Susan May Wiltrakis may be the only medical student at the UAB School of Medicine who can say she’s been a guest on the Oprah Winfrey Show.
Wiltrakis, a professional jazz singer in her third year at UAB, performed on the Chicago-based show in 2003 prior to releasing her first album, “The Rose,” at age 12. An article about her singing had been published in the Chicago Sun-Times, and producers for Oprah’s show invited her to perform live as one of “The World’s Most Talented Kids.”
“I couldn’t pass up that opportunity,” she said. “I got a lot of attention afterward and appeared on other Chicago television shows.”
She said that while she was growing up in the Midwest, she got involved in theater, which expanded her love of music.
“I was a theater kid growing up, so I heard a lot of cabaret numbers because theater and cabaret often overlap,” she said. “A show producer connected me with a Chicago record label, which connected me with predominantly jazz musicians.”
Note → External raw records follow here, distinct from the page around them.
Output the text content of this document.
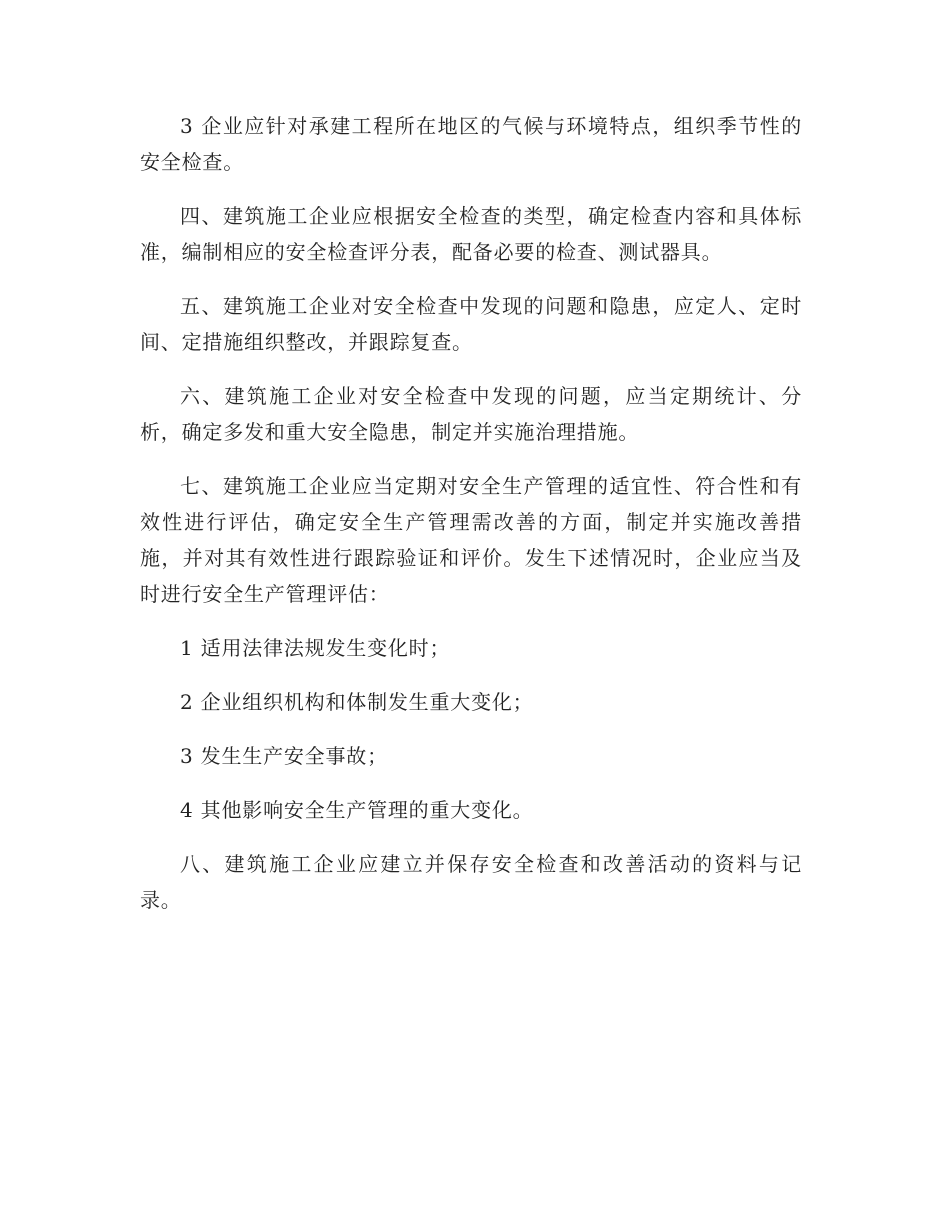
3 企业应针对承建工程所在地区的气候与环境特点，组织季节性的安全检查。

四、建筑施工企业应根据安全检查的类型，确定检查内容和具体标准，编制相应的安全检查评分表，配备必要的检查、测试器具。

五、建筑施工企业对安全检查中发现的问题和隐患，应定人、定时间、定措施组织整改，并跟踪复查。

六、建筑施工企业对安全检查中发现的问题，应当定期统计、分析，确定多发和重大安全隐患，制定并实施治理措施。

七、建筑施工企业应当定期对安全生产管理的适宜性、符合性和有效性进行评估，确定安全生产管理需改善的方面，制定并实施改善措施，并对其有效性进行跟踪验证和评价。发生下述情况时，企业应当及时进行安全生产管理评估：

1 适用法律法规发生变化时；

2 企业组织机构和体制发生重大变化；

3 发生生产安全事故；

4 其他影响安全生产管理的重大变化。

八、建筑施工企业应建立并保存安全检查和改善活动的资料与记录。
Wiltrakis recorded her first demo at age 10 and released her 13-track album “The Rose,” which includes jazz staples “Feeling Good” and “As Time Goes By.” Her second album, “Black Coffee,” was released in 2006. Wiltrakis served as the artistic director on both her studio albums, getting involved in the entire recording and graphic design process.
While she pursued arts outside school, Wiltrakis focused her studies on science. She attended private school through fifth grade, then enrolled in an online program with coursework from Northwestern University and Stanford University. She essentially skipped sixth, seventh and eighth grades, she said, and followed the online program through high school while she worked as a professional jazz singer in Chicago.
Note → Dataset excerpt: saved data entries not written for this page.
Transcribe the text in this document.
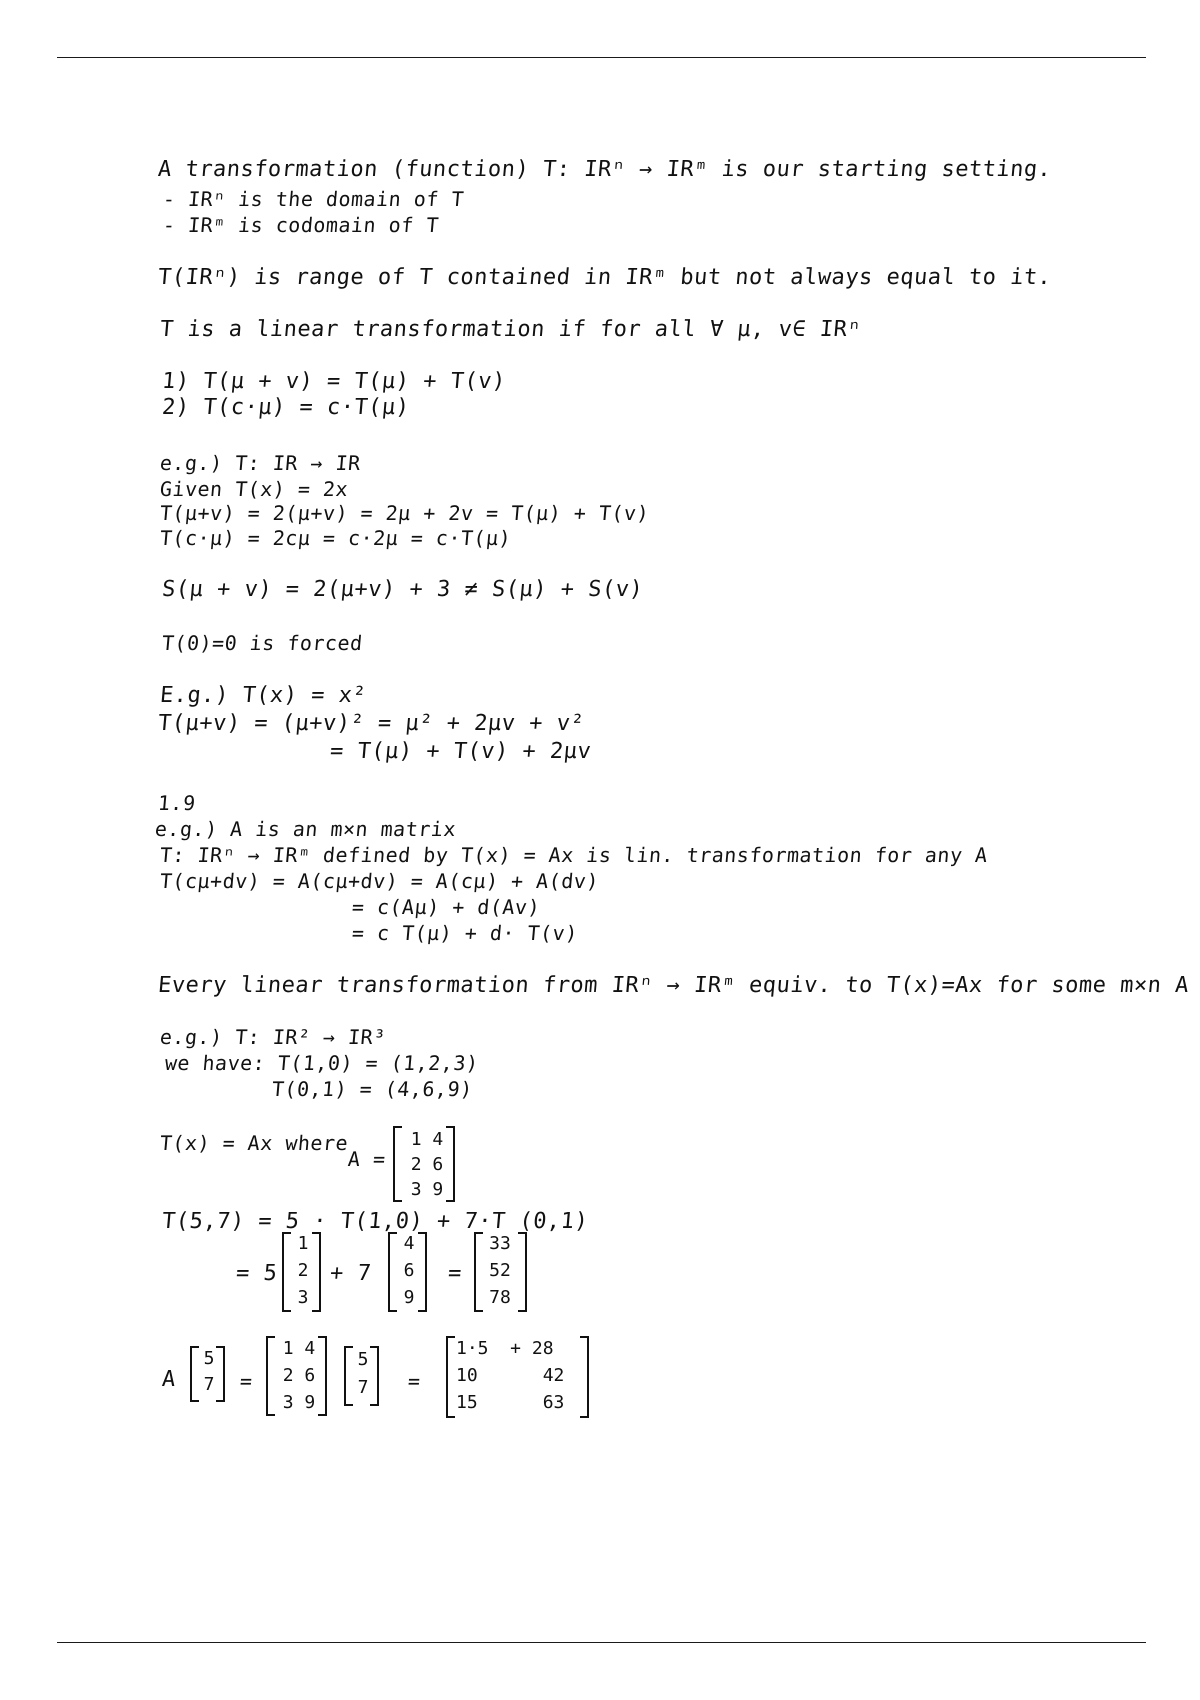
A transformation (function) T: IRⁿ → IRᵐ is our starting setting.

- IRⁿ is the domain of T

- IRᵐ is codomain of T

T(IRⁿ) is range of T contained in IRᵐ but not always equal to it.

T is a linear transformation if for all ∀ μ, v∈ IRⁿ

1) T(μ + v) = T(μ) + T(v)

2) T(c·μ) = c·T(μ)

e.g.) T: IR → IR

Given T(x) = 2x

T(μ+v) = 2(μ+v) = 2μ + 2v = T(μ) + T(v)

T(c·μ) = 2cμ = c·2μ = c·T(μ)

S(μ + v) = 2(μ+v) + 3 ≠ S(μ) + S(v)

T(0)=0 is forced

E.g.) T(x) = x²

T(μ+v) = (μ+v)² = μ² + 2μv + v²

= T(μ) + T(v) + 2μv

1.9

e.g.) A is an m×n matrix

T: IRⁿ → IRᵐ defined by T(x) = Ax is lin. transformation for any A

T(cμ+dv) = A(cμ+dv) = A(cμ) + A(dv)

= c(Aμ) + d(Av)

= c T(μ) + d· T(v)

Every linear transformation from IRⁿ → IRᵐ equiv. to T(x)=Ax for some m×n A

e.g.) T: IR² → IR³

we have: T(1,0) = (1,2,3)

T(0,1) = (4,6,9)

T(x) = Ax where

A =

1 4
2 6
3 9

T(5,7) = 5 · T(1,0) + 7·T (0,1)

= 5

1
2
3

+ 7

4
6
9

=

33
52
78

A

5
7 =

1 4
2 6
3 9
5
7 =

1·5  + 28
10      42
15      63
At 15, Wiltrakis enrolled at Valparaiso University in Northwest Indiana. She graduated in 2010 with degrees in chemistry and biology before entering the UAB School of Medicine at 19. She’s currently enjoying her third year, where she says she’s able to combine the medical skills she’s learned in class with the people skills she developed as a performer in patient care. And while she hasn’t decided where her medical career will take her, she’s considering residency programs for pediatrics or internal medicine.
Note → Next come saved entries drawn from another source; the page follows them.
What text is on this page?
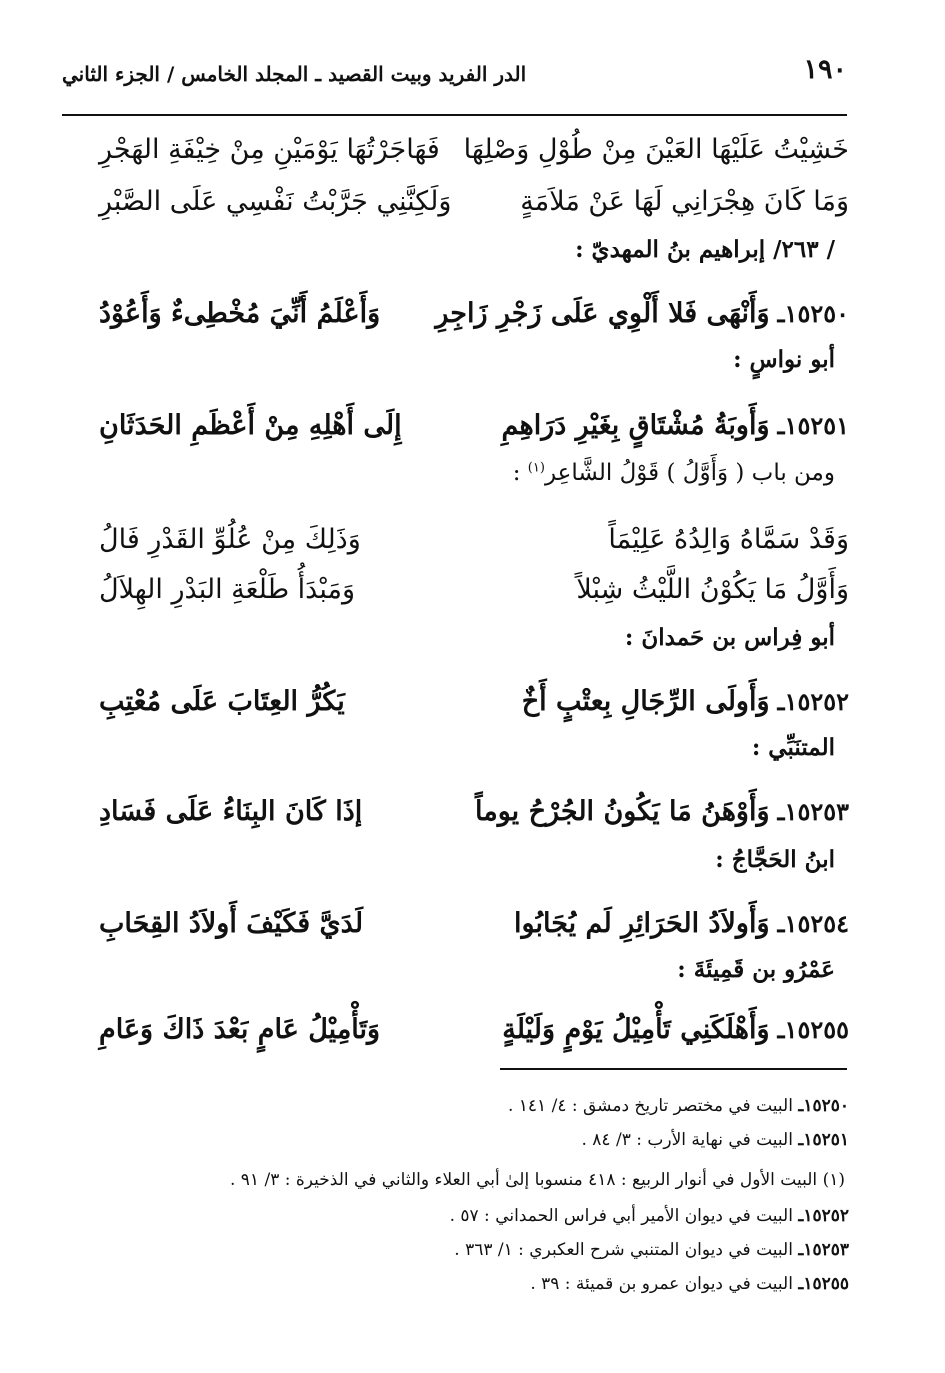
١٩٠
الدر الفريد وبيت القصيد ـ المجلد الخامس / الجزء الثاني
خَشِيْتُ عَلَيْهَا العَيْنَ مِنْ طُوْلِ وَصْلِهَا
فَهَاجَرْتُهَا يَوْمَيْنِ مِنْ خِيْفَةِ الهَجْرِ
وَمَا كَانَ هِجْرَانِي لَهَا عَنْ مَلاَمَةٍ
وَلَكِنَّنِي جَرَّبْتُ نَفْسِي عَلَى الصَّبْرِ
/ ٢٦٣/ إبراهيم بنُ المهديّ :
١٥٢٥٠ـ
وَأَنْهَى فَلا أَلْوِي عَلَى زَجْرِ زَاجِرِ
وَأَعْلَمُ أَنِّيَ مُخْطِىءٌ وَأَعُوْدُ
أبو نواسٍ :
١٥٢٥١ـ
وَأَوبَةُ مُشْتَاقٍ بِغَيْرِ دَرَاهِمِ
إِلَى أَهْلِهِ مِنْ أَعْظَمِ الحَدَثَانِ
ومن باب ( وَأَوَّلُ ) قَوْلُ الشَّاعِر$^{(١)}$ :
وَقَدْ سَمَّاهُ وَالِدُهُ عَلِيْمَاً
وَذَلِكَ مِنْ عُلُوِّ القَدْرِ فَالُ
وَأَوَّلُ مَا يَكُوْنُ اللَّيْثُ شِبْلاً
وَمَبْدَأُ طَلْعَةِ البَدْرِ الهِلاَلُ
أبو فِراس بن حَمدانَ :
١٥٢٥٢ـ
وَأَولَى الرِّجَالِ بِعتْبٍ أَخٌ
يَكُرُّ العِتَابَ عَلَى مُعْتِبِ
المتنَبِّي :
١٥٢٥٣ـ
وَأَوْهَنُ مَا يَكُونُ الجُرْحُ يوماً
إذَا كَانَ البِنَاءُ عَلَى فَسَادِ
ابنُ الحَجَّاجُ :
١٥٢٥٤ـ
وَأَولاَدُ الحَرَائِرِ لَم يُجَابُوا
لَدَيَّ فَكَيْفَ أَولاَدُ القِحَابِ
عَمْرُو بن قَمِيئَةَ :
١٥٢٥٥ـ
وَأَهْلَكَنِي تَأْمِيْلُ يَوْمٍ وَلَيْلَةٍ
وَتَأْمِيْلُ عَامٍ بَعْدَ ذَاكَ وَعَامِ
١٥٢٥٠ـ البيت في مختصر تاريخ دمشق : ٤/ ١٤١ .
١٥٢٥١ـ البيت في نهاية الأرب : ٣/ ٨٤ .
(١) البيت الأول في أنوار الربيع : ٤١٨ منسوبا إلىٰ أبي العلاء والثاني في الذخيرة : ٣/ ٩١ .
١٥٢٥٢ـ البيت في ديوان الأمير أبي فراس الحمداني : ٥٧ .
١٥٢٥٣ـ البيت في ديوان المتنبي شرح العكبري : ١/ ٣٦٣ .
١٥٢٥٥ـ البيت في ديوان عمرو بن قميئة : ٣٩ .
Wiltrakis still sings for fun and for events like scholarship dinners and the Best Medicine Show, a fundraiser for Equal Access Birmingham. She also has devoted some of her free time, however, to research in pediatrics and infectious diseases. She presented last year at the Pediatric Academic Society Conference the results of a national collaborative trial on predictors of influenza severity and resolution in infants, as part of work she did with David Kimberlin, M.D., co-director of the Division of Pediatric Infectious Diseases.
“I like the idea of doing academic medicine. I’d be able to teach and conduct research, but be able to see patients,” she said. “I could see myself integrating clinical research into my practice.”
Could she see herself recording another album? Maybe, if she can find the time.
“I’d love to when I have some more free time. I don’t have a one- or two-month block of time when I can record right now, but hope to in the future,” Wiltrakis said. “That’s always going to be part of who I am.”